Kreativkatastrophen und andere Höhepunkte

Endspiele des positiven Denkens: Inszenierungen von Herbert Fritsch, Martin Kusej, Johan Simons, Nicolas Stemann, Michael Thalheimer und René Pollesch

Was für großartige Gestrigkeiten: Elf bieder-korrekte Anzugmänner und Kostümfrauen, ganz Schlips und Bügelfalte mit grauem Hut, tauchen aus den Tiefen der 60er Jahre, weit entfernt von jeder Eleganz, Uniformträger einer untergegan­genen Angestelltenkultur aus dem Geist der Vollbeschäftigung, als noch kein Mensch übertrieben originell oder kreativ sein wollte, sondern mit ordentlich stupiden Tätigkeiten in soliden Nine-to-five-Jobs ihre liebenswert spießigen Familien versorgten. Der Begriff Mainstream war noch nicht so geläufig, man hätte sich jedenfalls nichts Böses dabei gedacht.

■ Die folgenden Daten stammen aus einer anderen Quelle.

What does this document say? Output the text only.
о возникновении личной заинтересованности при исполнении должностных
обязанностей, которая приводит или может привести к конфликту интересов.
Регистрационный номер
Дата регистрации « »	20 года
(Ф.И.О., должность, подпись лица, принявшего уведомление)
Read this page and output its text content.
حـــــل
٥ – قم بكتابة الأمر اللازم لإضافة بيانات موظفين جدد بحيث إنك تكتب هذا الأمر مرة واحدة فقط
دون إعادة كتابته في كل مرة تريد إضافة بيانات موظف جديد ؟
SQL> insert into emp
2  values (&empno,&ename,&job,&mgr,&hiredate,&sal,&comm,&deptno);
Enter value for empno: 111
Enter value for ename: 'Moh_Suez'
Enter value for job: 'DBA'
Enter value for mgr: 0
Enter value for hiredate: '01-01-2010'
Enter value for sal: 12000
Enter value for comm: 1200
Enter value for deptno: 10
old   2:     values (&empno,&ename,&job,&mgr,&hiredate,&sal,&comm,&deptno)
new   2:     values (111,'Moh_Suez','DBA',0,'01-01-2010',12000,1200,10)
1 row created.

Aus ihren Mündern pladdert ein dauerndes Gemurmel, zwar angestrengt ausdrucksbemüht, aber trotzdem nicht der Rede wert, nicht einmal der simpelsten Hauptsätze. Helmut Kohl ist später damit Kanzler geworden. An ihren Gliedern zerrt schon der Besonderungs-Drang, ein Rucken und Zucken, Recken und Strecken aus dem schlipsumschnürten Durchschnitts-Innersten, aber weit kommen sie damit noch nicht. Es reißt sie gelegentlich von den Füßen oder schleudert sie in den Bühnengraben, einzelne rebellierende Arme, Beine, Gesichter werden aber schnell wieder einfangen, glattgefaltet, einsortiert. In ihren Ohren dröhnt das ...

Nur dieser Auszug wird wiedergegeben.